En 2013, quand Grontmij décide de se séparer de CEBTP, Philippe Margarit en est le directeur général. C’est lui qui, avec quinze managers, décide de prendre le destin de la société en main, accompagné du fonds Siparex, de Bpifrance, du fonds franco-chinois Cathay Capital et de BNP Paribas Développement. Les deux premières années, le groupe prouve que son indépendance ne l’a pas affaibli. Il marque sa différence auprès de ses clients. « Nous sommes un ingénieriste de prescription, c’est-à-dire capable de prescrire des soins aux ouvrages, précise le dirigeant. Nous faisons les prélèvements, analysons les défauts et préconisons les solutions. »

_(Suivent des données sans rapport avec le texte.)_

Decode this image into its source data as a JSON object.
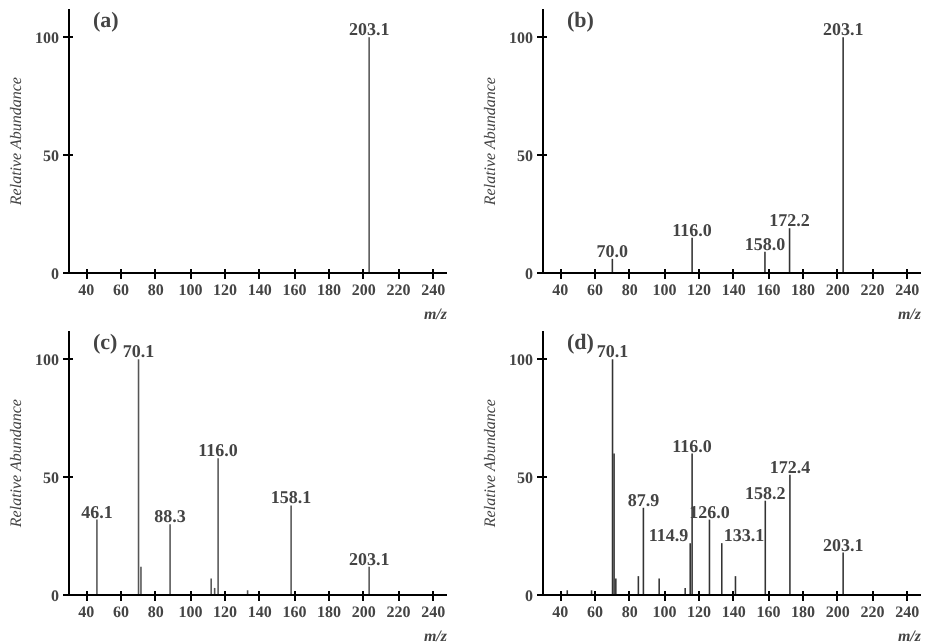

En 2015, malgré la chute du marché du BTP, CEBTP reste stable et préserve ses talents pour attendre la reprise. L’ETI de 1 100 personnes pour 110 millions d’euros de chiffre d’affaires poursuit même ses investissements en rachetant V-Scan, une société d’ingénierie spécialisée dans les réseaux de 5 millions d’euros de chiffre d’affaires, et crée Modeliris, une start-up interne spécialisée dans l’acquisition de données avec des drones. En 2016, cette stratégie paie. La construction repart et CEBTP avec. Sa croissance organique devrait atteindre 6 à 8 % à périmètre constant. Surtout, ce printemps, il a acquis Burgeap, un ingénieriste de 400 personnes spécialisé dans l’étude de l’eau, l’air et l’environnement. Le groupe change de taille, passe à 1 500 personnes et 150 millions d’euros de chiffre d’affaires. Aujourd’hui, il met le cap à l’international, avec un objectif de 200 millions d’euros de chiffre d’affaires en 2020. « La seule construction nous limitait aux pays francophones du fait de la réglementation, explique Philippe Margarit. Avec Burgeap, nous pouvons proposer une offre plus globale. » 

Déjà présent au Maroc, en Algérie, en Côte d’Ivoire et au Canada, Ginger CEBTP espère se développer en Chine avec l’aide du fonds Cathay. « Nous discutons déjà avec deux sociétés locales », indique Philippe Margarit. Pragmatique, le groupe attend de consolider son business et envisage, courant 2017, une implantation avec un partenaire chinois.